Edit me

We now consider a simple Datalog program, and explore some of the features of Soufflé. This only introduces some of the most basic functionality available, and advanced users are encouraged to look elsewhere.

Say we have a Datalog file example.dl, whose contents are as shown.

.decl edge(x:number, y:number)
.input edge

.decl path(x:number, y:number)
.output path

path(x, y) :- edge(x, y).
path(x, y) :- path(x, z), edge(z, y).

We see that edge is a .input relation, and so will be read from disk. Also, path is a .output relation, and so will be written to disk.

The last two lines say that 1) “there is a path from x to y if there is an edge from x to y”, and 2) “there is a path from x to y if there is a path from x to some z, and there is an edge from that z to y”.

So if the input edge relation is pairs of vertices in a graph, by these two rules the output path relation will give us all pairs of vertices x and y for which a path exists in that graph from x to y.

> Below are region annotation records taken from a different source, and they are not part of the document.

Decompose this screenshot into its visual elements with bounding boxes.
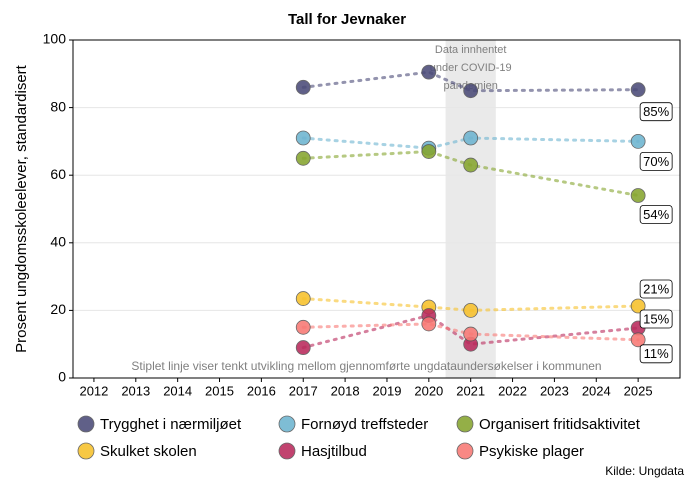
data-point: [421, 64, 437, 80]
x-tick-label: 2016: [247, 383, 276, 398]
data-point: [295, 79, 311, 95]
x-tick-label: 2018: [331, 383, 360, 398]
value-label: 11%: [644, 346, 669, 361]
value-label: 70%: [643, 154, 669, 169]
legend-label: Psykiske plager: [479, 443, 584, 460]
data-point: [421, 316, 437, 332]
source: Kilde: Ungdata: [605, 464, 684, 478]
series-line: [301, 313, 640, 350]
data-point: [421, 144, 437, 159]
legend-marker: [456, 415, 474, 433]
y-tick-label: 60: [50, 166, 66, 182]
legend-marker: [77, 442, 95, 460]
data-point: [463, 83, 479, 99]
legend-marker: [77, 415, 95, 433]
value-label-box: [639, 344, 673, 364]
x-tick-label: 2021: [456, 383, 485, 398]
data-point: [295, 130, 311, 146]
series-line: [301, 150, 640, 197]
data-point: [630, 188, 646, 203]
x-tick-label: 2015: [205, 383, 234, 398]
data-point: [630, 298, 646, 314]
value-label: 85%: [643, 104, 669, 119]
y-tick-label: 80: [50, 98, 66, 114]
legend-label: Organisert fritidsaktivitet: [479, 416, 641, 433]
x-tick-label: 2022: [498, 383, 527, 398]
x-tick-label: 2019: [373, 383, 402, 398]
data-point: [630, 332, 646, 348]
y-tick-label: 40: [50, 234, 66, 250]
series-line: [301, 70, 640, 93]
x-tick-label: 2017: [289, 383, 318, 398]
legend-label: Trygghet i nærmiljøet: [100, 416, 242, 433]
data-point: [295, 319, 311, 335]
value-label: 54%: [643, 207, 669, 222]
x-tick-label: 2012: [79, 383, 108, 398]
x-tick-label: 2023: [540, 383, 569, 398]
data-point: [295, 340, 311, 355]
annotation-text: Data innhentet: [435, 44, 507, 56]
x-tick-label: 2014: [163, 383, 192, 398]
plot-frame: [72, 39, 681, 379]
data-point: [463, 157, 479, 173]
legend-marker: [456, 442, 474, 460]
legend-label: Fornøyd treffsteder: [301, 416, 428, 433]
x-tick-label: 2025: [624, 383, 653, 398]
note: Stiplet linje viser tenkt utvikling mell…: [131, 359, 601, 373]
legend-label: Hasjtilbud: [301, 443, 367, 460]
chart-title: Tall for Jevnaker: [288, 11, 406, 28]
data-point: [295, 291, 311, 306]
annotation-text: under COVID-19: [430, 62, 512, 74]
data-point: [463, 326, 479, 342]
data-point: [295, 150, 311, 166]
data-point: [463, 302, 479, 318]
series-line: [301, 322, 640, 342]
series-line: [301, 297, 640, 312]
value-label: 15%: [643, 311, 669, 326]
x-tick-label: 2020: [414, 383, 443, 398]
value-label-box: [639, 309, 673, 329]
y-tick-label: 20: [50, 301, 66, 317]
y-tick-label: 100: [43, 31, 67, 47]
x-tick-label: 2013: [121, 383, 150, 398]
y-axis-label: Prosent ungdomsskoleelever, standardiser…: [13, 64, 30, 352]
value-label: 21%: [643, 281, 669, 296]
data-point: [463, 130, 479, 146]
legend-marker: [278, 442, 296, 460]
data-point: [630, 82, 646, 98]
value-label-box: [639, 151, 673, 171]
value-label-box: [639, 279, 673, 299]
series-line: [301, 136, 640, 150]
value-label-box: [639, 102, 673, 122]
data-point: [630, 133, 646, 149]
value-label-box: [639, 205, 673, 224]
legend-marker: [278, 415, 296, 433]
legend-label: Skulket skolen: [100, 443, 197, 460]
x-tick-label: 2024: [582, 383, 611, 398]
y-tick-label: 0: [58, 369, 66, 385]
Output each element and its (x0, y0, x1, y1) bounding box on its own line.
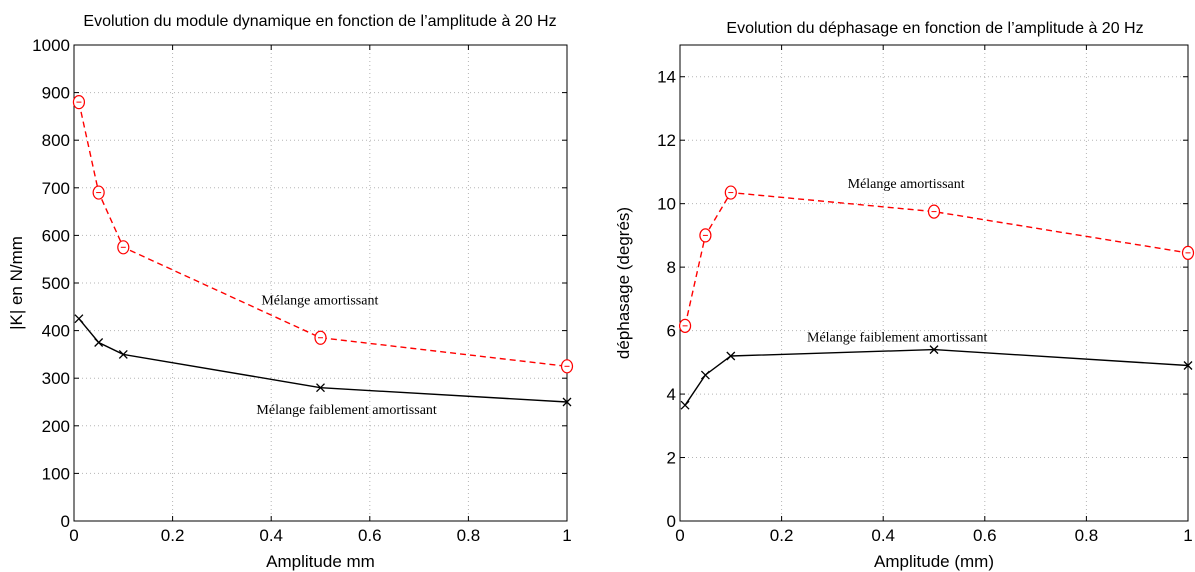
chart-module-xtick-label: 0.2 (161, 526, 185, 545)
chart-module-ylabel: |K| en N/mm (7, 236, 26, 330)
chart-dephasage-ytick-label: 14 (657, 68, 676, 87)
chart-module-point-faiblement-amortissant (562, 397, 572, 407)
chart-dephasage-point-faiblement-amortissant (929, 345, 939, 355)
chart-module: 0 0.2 0.4 0.6 0.8 1 0 100 200 300 400 500 600 700 800 9… (7, 13, 574, 571)
chart-dephasage-xtick-label: 0.8 (1075, 526, 1099, 545)
chart-module-annotation-1: Mélange amortissant (261, 293, 378, 308)
chart-dephasage-title: Evolution du déphasage en fonction de l’… (726, 20, 1143, 37)
chart-module-series-amortissant (72, 95, 574, 374)
chart-module-point-faiblement-amortissant (74, 314, 84, 324)
chart-module-ytick-label: 900 (42, 84, 70, 103)
chart-dephasage-ytick-label: 12 (657, 131, 676, 150)
chart-module-series-faiblement-amortissant (74, 314, 572, 407)
chart-module-point-amortissant (92, 185, 105, 200)
chart-dephasage-frame (679, 44, 1189, 522)
chart-module-point-amortissant (314, 330, 327, 345)
chart-dephasage-point-faiblement-amortissant (700, 370, 710, 380)
chart-module-point-amortissant (560, 359, 574, 374)
chart-dephasage-xtick-label: 1 (1183, 526, 1192, 545)
chart-dephasage-xtick-label: 0.4 (871, 526, 895, 545)
chart-dephasage-xtick-label: 0.2 (770, 526, 794, 545)
chart-module-xtick-label: 0 (69, 526, 78, 545)
chart-module-ytick-label: 700 (42, 179, 70, 198)
chart-module-ytick-label: 600 (42, 226, 70, 245)
chart-dephasage-point-amortissant (1181, 245, 1195, 260)
chart-module-title: Evolution du module dynamique en fonctio… (83, 13, 556, 30)
chart-dephasage-point-faiblement-amortissant (726, 351, 736, 361)
chart-module-ytick-label: 500 (42, 274, 70, 293)
chart-dephasage-ytick-label: 2 (667, 449, 676, 468)
chart-module-ytick-label: 0 (61, 512, 70, 531)
chart-module-ytick-label: 1000 (32, 36, 70, 55)
chart-dephasage-point-faiblement-amortissant (680, 400, 690, 410)
chart-dephasage-ytick-label: 0 (667, 512, 676, 531)
chart-module-xtick-label: 0.8 (457, 526, 481, 545)
chart-module-point-faiblement-amortissant (316, 383, 325, 393)
chart-dephasage-ytick-label: 8 (667, 258, 676, 277)
chart-dephasage-xtick-label: 0.6 (973, 526, 997, 545)
chart-module-ytick-label: 800 (42, 131, 70, 150)
chart-module-ytick-label: 400 (42, 322, 70, 341)
chart-module-ytick-label: 200 (42, 417, 70, 436)
chart-dephasage-ylabel: déphasage (degrés) (614, 207, 633, 359)
chart-module-point-amortissant (117, 240, 130, 255)
chart-module-annotation-2: Mélange faiblement amortissant (256, 403, 436, 418)
chart-dephasage-xtick-label: 0 (675, 526, 684, 545)
chart-dephasage-annotation-1: Mélange amortissant (848, 177, 965, 192)
chart-module-xlabel: Amplitude mm (266, 552, 375, 571)
chart-dephasage-point-amortissant (699, 228, 712, 243)
chart-module-point-faiblement-amortissant (94, 338, 104, 347)
chart-module-xtick-label: 1 (562, 526, 571, 545)
chart-module-series-line-amortissant (78, 101, 568, 367)
chart-module-point-amortissant (72, 95, 86, 110)
chart-module-ytick-label: 300 (42, 369, 70, 388)
chart-dephasage-ytick-label: 6 (667, 322, 676, 341)
chart-dephasage-series-faiblement-amortissant (680, 345, 1193, 410)
chart-module-point-faiblement-amortissant (118, 349, 128, 359)
chart-dephasage-point-amortissant (724, 185, 737, 200)
chart-dephasage-point-amortissant (678, 318, 692, 333)
chart-dephasage-series-amortissant (678, 185, 1195, 333)
chart-dephasage-point-faiblement-amortissant (1183, 361, 1193, 370)
chart-module-xtick-label: 0.6 (358, 526, 382, 545)
chart-module-ytick-label: 100 (42, 464, 70, 483)
chart-dephasage-ytick-label: 4 (667, 385, 676, 404)
chart-dephasage-xlabel: Amplitude (mm) (874, 552, 994, 571)
chart-module-frame (73, 44, 568, 522)
chart-dephasage-point-amortissant (927, 204, 941, 219)
chart-dephasage-series-line-faiblement-amortissant (684, 348, 1189, 406)
chart-dephasage-ytick-label: 10 (657, 195, 676, 214)
chart-dephasage-annotation-2: Mélange faiblement amortissant (807, 331, 987, 346)
chart-module-xtick-label: 0.4 (259, 526, 283, 545)
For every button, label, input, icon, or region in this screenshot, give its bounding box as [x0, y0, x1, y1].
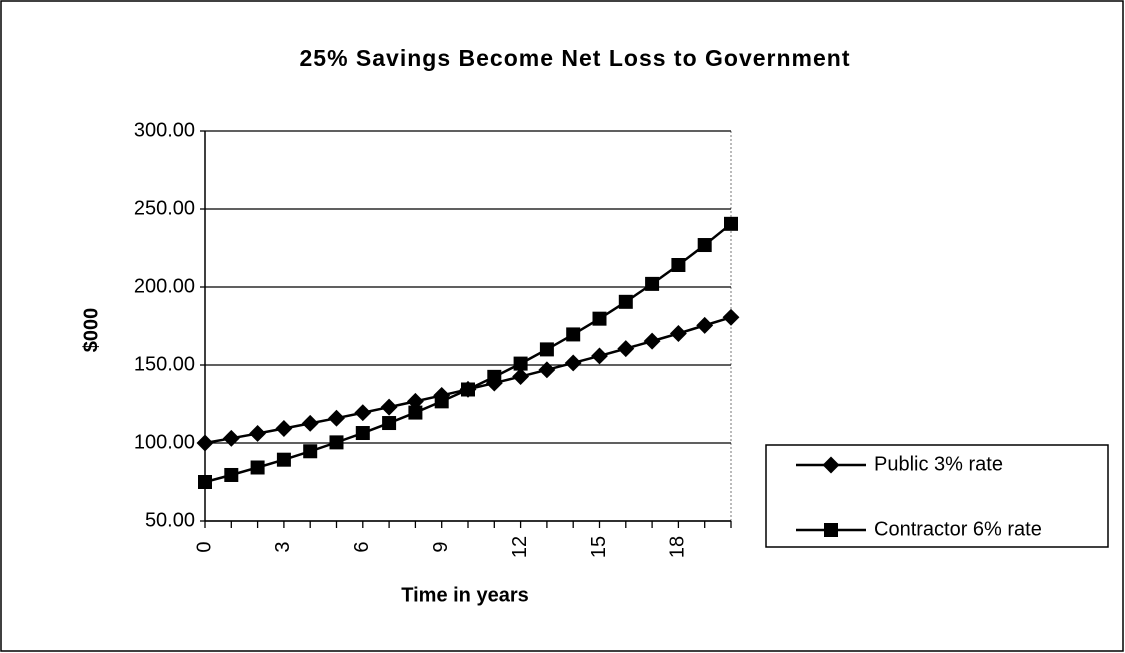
data-point	[329, 435, 344, 450]
data-point	[406, 392, 424, 410]
data-point	[276, 452, 291, 467]
data-point	[669, 325, 687, 342]
x-tick-label: 3	[272, 541, 294, 552]
data-point	[697, 238, 712, 253]
x-tick-label: 0	[193, 541, 215, 552]
data-point	[618, 294, 633, 309]
data-point	[461, 382, 475, 397]
data-point	[303, 444, 318, 459]
data-point	[354, 404, 372, 422]
y-axis-label: $000	[80, 308, 102, 353]
data-point	[224, 467, 239, 482]
data-point	[564, 354, 582, 372]
data-point	[355, 426, 370, 441]
data-point	[408, 405, 423, 420]
data-point	[434, 394, 449, 409]
y-tick-label: 250.00	[134, 197, 195, 219]
data-point	[539, 342, 554, 357]
x-tick-label: 6	[351, 541, 373, 552]
data-point	[643, 332, 661, 350]
x-axis-label: Time in years	[401, 584, 528, 606]
legend-label: Public 3% rate	[874, 453, 1003, 475]
legend-label: Contractor 6% rate	[874, 518, 1042, 540]
data-point	[198, 475, 212, 489]
y-tick-label: 200.00	[134, 275, 195, 297]
data-point	[513, 356, 528, 371]
data-point	[591, 347, 608, 365]
y-tick-label: 50.00	[145, 509, 195, 531]
data-point	[250, 460, 265, 475]
y-tick-label: 100.00	[134, 431, 195, 453]
data-point	[645, 276, 660, 291]
data-point	[696, 316, 714, 334]
data-point	[249, 425, 267, 442]
data-point	[724, 216, 738, 231]
data-point	[566, 327, 581, 342]
x-tick-label: 9	[430, 541, 452, 552]
data-point	[301, 414, 319, 432]
data-point	[196, 434, 214, 452]
chart-title: 25% Savings Become Net Loss to Governmen…	[300, 45, 851, 71]
data-point	[617, 340, 635, 358]
data-point	[380, 398, 398, 416]
data-point	[487, 369, 502, 384]
data-point	[328, 409, 345, 427]
data-point	[592, 311, 607, 326]
data-point	[275, 420, 293, 437]
data-point	[382, 416, 397, 431]
x-tick-label: 18	[667, 536, 689, 558]
legend-marker	[824, 523, 838, 537]
data-point	[538, 361, 556, 379]
data-point	[512, 368, 530, 385]
data-point	[671, 258, 686, 273]
x-tick-label: 15	[588, 536, 610, 558]
y-tick-label: 150.00	[134, 353, 195, 375]
y-tick-label: 300.00	[134, 119, 195, 141]
x-tick-label: 12	[509, 536, 531, 558]
data-point	[222, 429, 240, 447]
legend-marker	[822, 456, 840, 474]
data-point	[722, 308, 740, 326]
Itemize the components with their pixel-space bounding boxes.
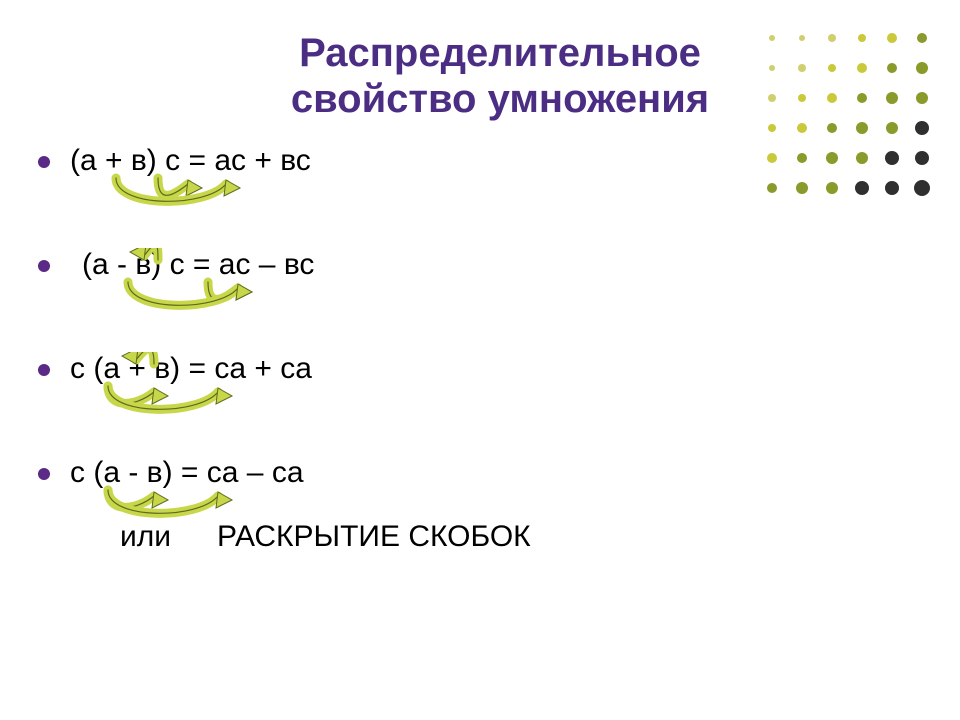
list-item: (а + в) с = ас + вс xyxy=(40,144,920,178)
footer-phrase: РАСКРЫТИЕ СКОБОК xyxy=(217,520,531,553)
bullet-icon xyxy=(38,364,50,376)
corner-dot-grid-icon xyxy=(752,18,942,208)
formula-text: с (а - в) = са – са xyxy=(70,456,304,490)
title-line-2: свойство умножения xyxy=(291,77,709,121)
slide: Распределительное свойство умножения (а … xyxy=(0,0,960,720)
title-line-1: Распределительное xyxy=(299,31,701,75)
formula-text: (а - в) с = ас – вс xyxy=(82,248,314,282)
formula-text: с (а + в) = са + са xyxy=(70,352,312,386)
footer-word-or: или xyxy=(120,520,171,553)
bullet-icon xyxy=(38,156,50,168)
list-item: (а - в) с = ас – вс xyxy=(40,248,920,282)
footer-line: или РАСКРЫТИЕ СКОБОК xyxy=(120,520,920,554)
formula-text: (а + в) с = ас + вс xyxy=(70,144,311,178)
list-item: с (а + в) = са + са xyxy=(40,352,920,386)
page-title: Распределительное свойство умножения xyxy=(180,30,820,122)
list-item: с (а - в) = са – са xyxy=(40,456,920,490)
bullet-icon xyxy=(38,468,50,480)
bullet-icon xyxy=(38,260,50,272)
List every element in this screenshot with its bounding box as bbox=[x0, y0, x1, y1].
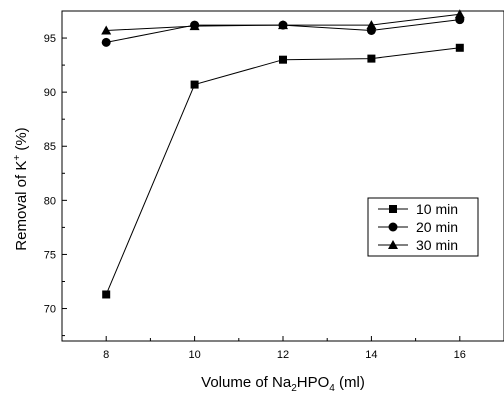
data-point bbox=[101, 37, 111, 47]
y-tick-label: 70 bbox=[44, 304, 56, 316]
legend-label: 30 min bbox=[416, 237, 458, 253]
x-axis-title: Volume of Na2HPO4 (ml) bbox=[201, 374, 365, 394]
x-tick-label: 10 bbox=[188, 349, 200, 361]
data-point bbox=[189, 21, 200, 31]
x-tick-label: 14 bbox=[365, 349, 377, 361]
legend-items: 10 min 20 min 30 min bbox=[378, 201, 458, 253]
legend-marker bbox=[388, 222, 398, 232]
data-point bbox=[454, 9, 465, 19]
series-triangle bbox=[101, 9, 465, 35]
data-point bbox=[102, 290, 111, 299]
y-axis-ticks: 70 75 80 85 90 95 bbox=[44, 10, 67, 337]
legend-label: 10 min bbox=[416, 201, 458, 217]
series-layer bbox=[101, 9, 465, 299]
legend-item: 30 min bbox=[378, 237, 458, 253]
legend-label: 20 min bbox=[416, 219, 458, 235]
legend: 10 min 20 min 30 min bbox=[367, 197, 479, 257]
y-tick-label: 95 bbox=[44, 33, 56, 45]
data-point bbox=[366, 20, 377, 30]
x-axis-ticks: 8 10 12 14 16 bbox=[61, 336, 504, 361]
series-square bbox=[102, 43, 464, 299]
x-tick-label: 8 bbox=[103, 349, 109, 361]
legend-marker bbox=[388, 240, 398, 249]
legend-marker bbox=[389, 205, 397, 213]
legend-box bbox=[367, 197, 479, 257]
data-point bbox=[455, 43, 464, 52]
data-point bbox=[101, 25, 112, 35]
y-tick-label: 85 bbox=[44, 141, 56, 153]
y-axis-title: Removal of K+ (%) bbox=[12, 127, 30, 250]
legend-item: 20 min bbox=[378, 219, 458, 235]
data-point bbox=[278, 20, 288, 30]
x-tick-label: 16 bbox=[454, 349, 466, 361]
y-tick-label: 75 bbox=[44, 249, 56, 261]
x-tick-label: 12 bbox=[277, 349, 289, 361]
legend-item: 10 min bbox=[378, 201, 458, 217]
data-point bbox=[367, 54, 376, 63]
y-tick-label: 90 bbox=[44, 87, 56, 99]
series-line bbox=[105, 47, 460, 295]
data-point bbox=[190, 80, 199, 89]
y-tick-label: 80 bbox=[44, 195, 56, 207]
data-point bbox=[279, 55, 287, 64]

For instance, if the contents of the tab-separated input file edge.facts is

1	2
2	3

The contents of the output file path.csv, after we evaluate this program, will be

1	2
2	3
1	3

We can evaluate this program by running

$ ./src/souffle -F. -D. example.dl

The -F and -D options specify the directories for input and output files respectively. So in this case, edge.facts is in the current working directory ., and path.csv will be produced here also.

If instead edge.facts was in a subdirectory called input, and we wanted to have paths.csv in a subdirectory called output, we could do

$ ./src/souffle -F./input -D./output example.dl

Running Soufflé in this way uses the interpreter mode, which means the Datalog program is evaluated immediately. Soufflé also supports a compiler mode, which transforms the Datalog program into a C++ program, which is then compiled to produce an executable.

So if we run Soufflé with the -o option as shown below.

$ ./src/souffle -F. -D. -oexample example.dl

We get an example.cpp C++ file and an example executable. Note that no path.csv has been produced, as the program has not yet been evaluated.

$ ls
example.dl
edge.facts
example.cpp
example

To evaluate our program, we have to run the compiled executable

$ ./example

Note that the compiled executable supports the -F and -D options, so running the following is also possible.

$ ./example -F./input -D./output

The -r option is particularly useful for debugging, as it generates a debug report in html format. Running the following produces an example.html file with this report.

$ ./src/souffle -F. -D. -rexample.html example.dl

Soufflé also allows for profiling with the -p option. Running the following will create a new file example.log with a log of profiling information.

$ ./src/souffle -F. -D. -pexample.log example.dl

To analyse the profiling data in example.log, we need to open it with the included souffleprof program, done as follows.

$ ./src/souffleprof example.log

The profiler includes a lot of functionality useful for analysing the performance of Datalog programs. It too comes with a help text, which is given by the following command.

$ ./src/souffleprof -h

As noted, there are many other useful options available to Soufflé, so be sure to explore them too!